My husband, my wise wise husband, often points out to me the handful of his colleagues who would quit teaching in a heartbeat if their family could afford the sacrifice to stay home with their kids. Don't get me wrong. I KNOW that staying home is something I will never regret.
Moments I spend negotiating with Mason that he may not run around "naaaaay-ke" in his diaper all morning, or telling Peyton again that shoving the square lego in his iddy-bitty mouth will always result in a discomforting feeling of it being lodged among his teeth. Seriously! My boys bring humor into what would be an otherwise dull day, and I have the pleasure if not the pride of being able to permanently write about them in a corner of cyberspace for all three of my readers to enjoy; it's awesome! But does that make me successful? No. Does it have to? I suppose not.

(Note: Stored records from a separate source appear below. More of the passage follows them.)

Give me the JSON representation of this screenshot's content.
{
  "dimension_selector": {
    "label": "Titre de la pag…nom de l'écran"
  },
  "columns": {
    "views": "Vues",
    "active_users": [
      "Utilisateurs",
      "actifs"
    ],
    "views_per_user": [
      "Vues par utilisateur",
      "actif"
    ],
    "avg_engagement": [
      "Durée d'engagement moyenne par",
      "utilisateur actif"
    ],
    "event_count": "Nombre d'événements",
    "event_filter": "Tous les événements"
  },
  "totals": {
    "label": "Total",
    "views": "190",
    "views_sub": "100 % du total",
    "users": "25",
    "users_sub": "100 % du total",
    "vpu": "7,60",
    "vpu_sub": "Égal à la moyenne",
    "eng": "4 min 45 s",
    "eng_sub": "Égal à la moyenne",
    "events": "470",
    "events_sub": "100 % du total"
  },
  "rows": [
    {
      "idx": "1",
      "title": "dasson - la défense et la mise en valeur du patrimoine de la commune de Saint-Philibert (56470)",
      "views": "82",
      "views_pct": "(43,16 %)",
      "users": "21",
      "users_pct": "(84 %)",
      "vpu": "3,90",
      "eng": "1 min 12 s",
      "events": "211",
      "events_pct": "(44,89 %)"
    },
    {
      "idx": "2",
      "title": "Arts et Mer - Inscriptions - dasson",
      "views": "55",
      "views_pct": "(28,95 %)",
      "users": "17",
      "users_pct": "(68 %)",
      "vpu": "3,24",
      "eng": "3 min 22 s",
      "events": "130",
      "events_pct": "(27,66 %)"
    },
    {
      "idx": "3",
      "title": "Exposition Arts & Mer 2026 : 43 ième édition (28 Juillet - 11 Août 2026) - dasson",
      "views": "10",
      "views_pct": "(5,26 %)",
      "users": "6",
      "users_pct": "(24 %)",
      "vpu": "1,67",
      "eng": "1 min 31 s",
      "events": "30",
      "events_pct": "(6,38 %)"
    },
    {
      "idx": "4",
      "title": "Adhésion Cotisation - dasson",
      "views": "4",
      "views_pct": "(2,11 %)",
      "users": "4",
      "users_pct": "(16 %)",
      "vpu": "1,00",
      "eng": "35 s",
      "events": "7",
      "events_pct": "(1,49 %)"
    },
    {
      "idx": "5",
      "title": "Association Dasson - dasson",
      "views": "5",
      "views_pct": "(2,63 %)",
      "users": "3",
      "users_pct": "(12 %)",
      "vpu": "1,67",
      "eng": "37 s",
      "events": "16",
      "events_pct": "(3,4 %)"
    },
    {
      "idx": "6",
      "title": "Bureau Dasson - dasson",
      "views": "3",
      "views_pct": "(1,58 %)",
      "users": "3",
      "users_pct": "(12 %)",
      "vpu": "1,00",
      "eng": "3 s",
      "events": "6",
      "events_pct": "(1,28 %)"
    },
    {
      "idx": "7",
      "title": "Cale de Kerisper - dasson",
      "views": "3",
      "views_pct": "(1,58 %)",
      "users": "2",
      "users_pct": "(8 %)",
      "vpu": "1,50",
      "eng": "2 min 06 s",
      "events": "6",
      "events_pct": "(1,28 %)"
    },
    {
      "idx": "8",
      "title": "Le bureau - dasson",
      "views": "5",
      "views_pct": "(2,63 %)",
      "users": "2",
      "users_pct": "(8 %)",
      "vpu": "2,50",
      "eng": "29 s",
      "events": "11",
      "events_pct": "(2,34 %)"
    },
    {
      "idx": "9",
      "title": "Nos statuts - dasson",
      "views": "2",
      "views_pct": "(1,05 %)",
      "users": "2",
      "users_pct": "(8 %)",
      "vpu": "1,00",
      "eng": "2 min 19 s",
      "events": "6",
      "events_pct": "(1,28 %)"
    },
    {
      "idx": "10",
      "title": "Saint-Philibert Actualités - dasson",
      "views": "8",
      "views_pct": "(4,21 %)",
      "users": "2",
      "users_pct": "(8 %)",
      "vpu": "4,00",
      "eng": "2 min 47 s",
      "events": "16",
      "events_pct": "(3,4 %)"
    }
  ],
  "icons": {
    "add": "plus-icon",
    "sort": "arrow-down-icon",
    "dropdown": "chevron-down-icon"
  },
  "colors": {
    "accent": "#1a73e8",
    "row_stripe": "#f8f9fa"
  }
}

And I certainly don't want my kids to look back at my writings only to think their mama is a martyr. Because there is nothing I love more than my current passion of being a mom. It is many many things and the hardest thing and yet the most important thing I'll ever do. But regretting to do this job on the home front 24/7 is not on my list of greatest disappointments, but instead one of my best decisions I've made.